Würde mich über eure HILFE freuen!

thx grazy


----------



## Illuvatar (25. Feb 2005)

Hm wenn du jetzt noch schreibst was du genau für ein Problem hast können wir dir helfen.
[schild=13 fontcolor=000000 shadowcolor=C0C0C0 shieldshadow=1]Wir können alles... außer hellsehen [/schild]


----------



## grazy (25. Feb 2005)

ja sorry

also!
ich will einen socket erstellen der z.b. der port 21 alle daten umleitet in mein tool, dann dort bearbeitet werden!
aber wenn ich einen serversocket auf den port erstelle bricht er ab!


----------



## Illuvatar (25. Feb 2005)

Und was für ein Fehler gibt das? Sitzt da vielleicht schon wer?


----------



## stev.glasow (25. Feb 2005)

So weit ich weiß geht das nicht, unabhängig welche Sprache du nutzt.

Du könntest höchtens an port 123 lauschen die Daten verarbeiten und weiter über Port 456 verteilen


----------



## grazy (25. Feb 2005)

naja würd aber irgendwie die daten z.B. vor dem iexplorer abfangen und bearbeiten!
naja ma sachaun


----------



## stev.glasow (25. Feb 2005)

In dem fall schreibst du dir einen Proxyserver. Der Browser stellt dann die Anfragen an deinen Server dieser holt die Daten, ändert sie und liefert sie dem IE (oder sonst was).


----------



## grazy (25. Feb 2005)

das ist ne idee!!

und wie mach ich das!
da kenn ich mich noch nicht so aus mit!


----------



## stev.glasow (25. Feb 2005)

grazy hat gesagt.:
			
		

> und wie mach ich das!
> da kenn ich mich noch nicht so aus mit!

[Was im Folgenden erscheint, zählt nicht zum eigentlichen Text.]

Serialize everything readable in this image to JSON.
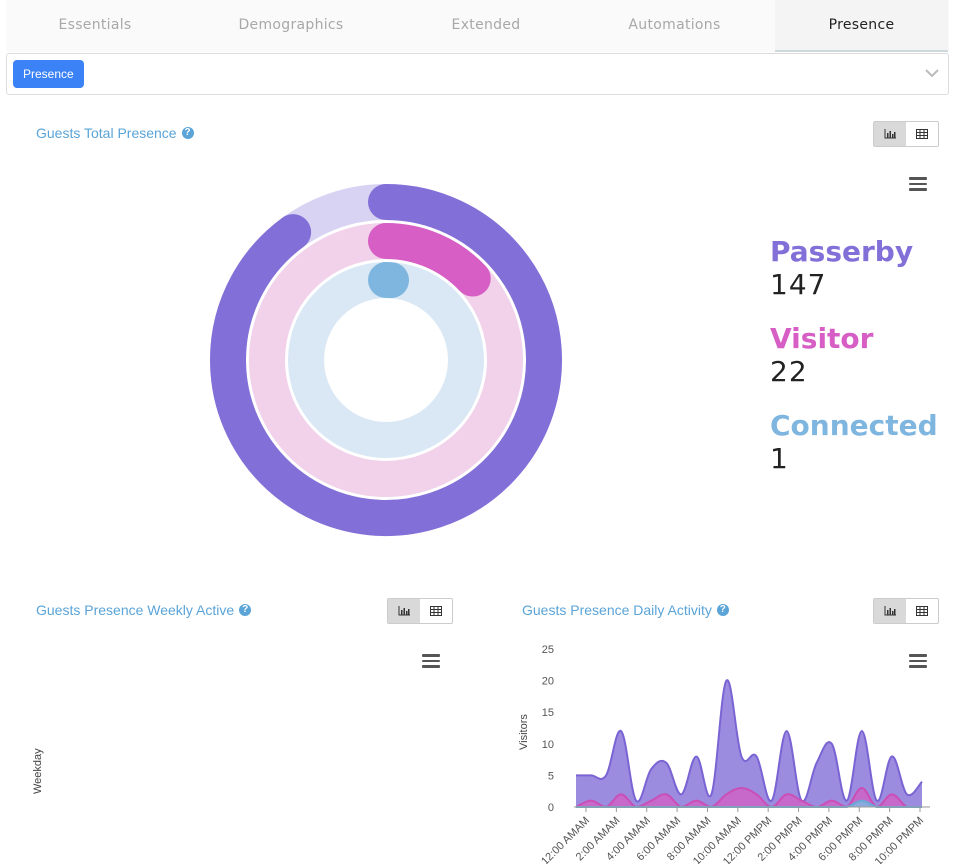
{
  "tabs": [
    {
      "label": "Essentials"
    },
    {
      "label": "Demographics"
    },
    {
      "label": "Extended"
    },
    {
      "label": "Automations"
    },
    {
      "label": "Presence"
    }
  ],
  "filter": {
    "selected": "Presence"
  },
  "panels": {
    "total": {
      "title": "Guests Total Presence"
    },
    "weekly": {
      "title": "Guests Presence Weekly Active",
      "ylabel": "Weekday"
    },
    "daily": {
      "title": "Guests Presence Daily Activity"
    }
  },
  "colors": {
    "passerby": "#836fd8",
    "visitor": "#d65ec4",
    "connected": "#7fb6e0",
    "link": "#5aa4d8"
  },
  "icons": [
    "help-icon",
    "bar-chart-icon",
    "table-icon",
    "menu-icon",
    "chevron-down-icon"
  ],
  "legend": [
    {
      "name": "Passerby",
      "value": "147"
    },
    {
      "name": "Visitor",
      "value": "22"
    },
    {
      "name": "Connected",
      "value": "1"
    }
  ],
  "chart_data": [
    {
      "type": "radial-bar",
      "title": "",
      "series": [
        {
          "name": "Passerby",
          "value": 147,
          "fill_fraction": 0.9
        },
        {
          "name": "Visitor",
          "value": 22,
          "fill_fraction": 0.13
        },
        {
          "name": "Connected",
          "value": 1,
          "fill_fraction": 0.01
        }
      ]
    },
    {
      "type": "area",
      "title": "",
      "ylabel": "Visitors",
      "ylim": [
        0,
        25
      ],
      "yticks": [
        "0",
        "5",
        "10",
        "15",
        "20",
        "25"
      ],
      "xticks": [
        "12:00 AMAM",
        "2:00 AMAM",
        "4:00 AMAM",
        "6:00 AMAM",
        "8:00 AMAM",
        "10:00 AMAM",
        "12:00 PMPM",
        "2:00 PMPM",
        "4:00 PMPM",
        "6:00 PMPM",
        "8:00 PMPM",
        "10:00 PMPM"
      ],
      "series": [
        {
          "name": "Passerby",
          "values": [
            5,
            5,
            5,
            12,
            1,
            6,
            7,
            2,
            8,
            2,
            20,
            8,
            8,
            1,
            12,
            1,
            7,
            10,
            1,
            12,
            1,
            8,
            2,
            4
          ]
        },
        {
          "name": "Visitor",
          "values": [
            0,
            1,
            0,
            2,
            0,
            1,
            2,
            0,
            1,
            0,
            2,
            3,
            2,
            0,
            2,
            1,
            0,
            1,
            0,
            3,
            0,
            2,
            0,
            0
          ]
        },
        {
          "name": "Connected",
          "values": [
            0,
            0,
            0,
            0,
            0,
            0,
            0,
            0,
            0,
            0,
            0,
            0,
            0,
            0,
            0,
            0,
            0,
            0,
            0,
            1,
            0,
            0,
            0,
            0
          ]
        }
      ]
    }
  ]
}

Was erwartest du jetzt?  ???:L 
Hast du zufällig das Buch "java entpackt" ich glaub dort wurde da mal kurz darauf eingegangen - sonst google.
Nochwas, könnte vieleicht wichtig sein: Der ProxyServer muss expliziet in den Browsereinstelungen angegeben werden.


----------



## grazy (25. Feb 2005)

ok danke erstma werd es glei ma probieren

 :lol:


----------



## youssef (25. Feb 2005)

cook dir den Beitrag "unvollständige proxy" unter den Link 
http://www.java-forum.org/de/viewtopic.php?t=13763&sid=1330b4b64561572f08a7ea8420e93a5d
vielleicht hilft dir das


----------